What is The Red Liquid in The Nucleic Acid Tube?
What is The Red Liquid in The Nucleic Acid Tube?

What is The Red Liquid in The Nucleic Acid Tube?

The red liquid in the nucleic acid sampling tube is called viral nucleic acid preservation solution.

Guanidine salt, one of the important components of viral nucleic acid preservation solution. Guanidine is a very strong monobasic base, similar in alkalinity to sodium hydroxide, and can absorb carbon dioxide in the air to generate carbonate. Guanidine is unstable under alkaline conditions, easily hydrolyzed to ammonia and urea, and more stable under acidic conditions, so it is generally made into guanidine salt preservation, commonly used guanidine salts such as guanidine isothiocyanate or guanidine hydrochloride.

Guanidine salts are a commonly used protein denaturant that disrupts the surface protein shell of viruses, thereby exposing the nucleic acid to be tested. Since guanidinium salts are eventually hydrolyzed in aqueous solution to ammonia and urea, and ammonia is converted to urea by liver metabolism, the toxicity of guanidinium salts can basically be equated to urea as well.
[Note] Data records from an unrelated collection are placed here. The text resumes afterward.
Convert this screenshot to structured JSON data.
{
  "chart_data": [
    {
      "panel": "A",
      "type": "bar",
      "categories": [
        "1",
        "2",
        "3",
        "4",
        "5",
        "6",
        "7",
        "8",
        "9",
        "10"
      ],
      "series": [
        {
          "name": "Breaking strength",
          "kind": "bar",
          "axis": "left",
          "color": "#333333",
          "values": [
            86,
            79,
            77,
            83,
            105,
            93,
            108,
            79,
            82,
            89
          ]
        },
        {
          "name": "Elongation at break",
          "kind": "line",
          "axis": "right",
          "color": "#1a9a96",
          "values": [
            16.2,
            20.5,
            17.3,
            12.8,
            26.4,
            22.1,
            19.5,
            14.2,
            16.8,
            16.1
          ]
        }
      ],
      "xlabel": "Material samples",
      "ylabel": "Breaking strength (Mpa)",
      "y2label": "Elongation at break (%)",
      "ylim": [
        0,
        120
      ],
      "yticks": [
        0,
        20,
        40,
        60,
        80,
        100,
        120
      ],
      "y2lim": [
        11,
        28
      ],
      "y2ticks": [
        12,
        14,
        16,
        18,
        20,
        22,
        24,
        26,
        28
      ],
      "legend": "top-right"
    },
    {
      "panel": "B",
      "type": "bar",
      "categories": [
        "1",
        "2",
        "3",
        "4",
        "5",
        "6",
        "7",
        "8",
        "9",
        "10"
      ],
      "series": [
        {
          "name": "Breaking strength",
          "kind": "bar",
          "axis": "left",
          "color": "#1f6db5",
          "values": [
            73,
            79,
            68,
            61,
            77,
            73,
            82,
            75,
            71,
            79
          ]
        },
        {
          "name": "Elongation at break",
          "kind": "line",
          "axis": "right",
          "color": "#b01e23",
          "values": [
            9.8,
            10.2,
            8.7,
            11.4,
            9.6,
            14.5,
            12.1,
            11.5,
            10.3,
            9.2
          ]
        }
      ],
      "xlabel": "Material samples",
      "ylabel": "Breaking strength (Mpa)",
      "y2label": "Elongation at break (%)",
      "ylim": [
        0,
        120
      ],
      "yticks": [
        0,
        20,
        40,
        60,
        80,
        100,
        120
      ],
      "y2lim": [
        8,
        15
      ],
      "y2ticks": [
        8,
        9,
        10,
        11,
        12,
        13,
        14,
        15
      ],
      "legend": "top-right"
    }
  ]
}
And the excess urea in our body will be excreted with urine through the kidneys.

The preservation solution also contains a certain amount of bis-imidazolidine, because it has a certain bactericidal and antibacterial effect, usually used as a preservative, we commonly used masks, lotions in some have added, low dose exposure to the basic risk-free, in case the stain on the skin is not too much to worry about, water can be washed away.

As for why is the preservation fluid red?

It is because of the addition of a reagent called phenol red.
Phenol Red is an acid-base indicator; it is red in a neutral environment, turns purple when alkaline, and yellow when acidic. If the preservation solution is contaminated with bacteria (commonly when the preservation solution fails or the sample carries bacteria), the pH value of the liquid drops and it changes from red to yellow.
In addition, the inorganic salts in the nucleic acid preservation fluid maintain a relatively stable pH value; the nutrients in it will ensure that the viral nucleic acid will not be lysed for a short period of time.

The main function of the "red liquid" is to inactivate viruses, sterilize and inhibit bacteria, and ensure the stability of nucleic acids.

In summary, the ultimate purpose of nucleic acid preservation fluid is to allow the nucleic acids in the test sample to be properly preserved and the virus to be detected in a timely manner.

In addition, the red color of the nucleic acid testing fluid is intentional to provide a striking reminder and distinction. A clear, colorless liquid is fine, but the red color is more striking.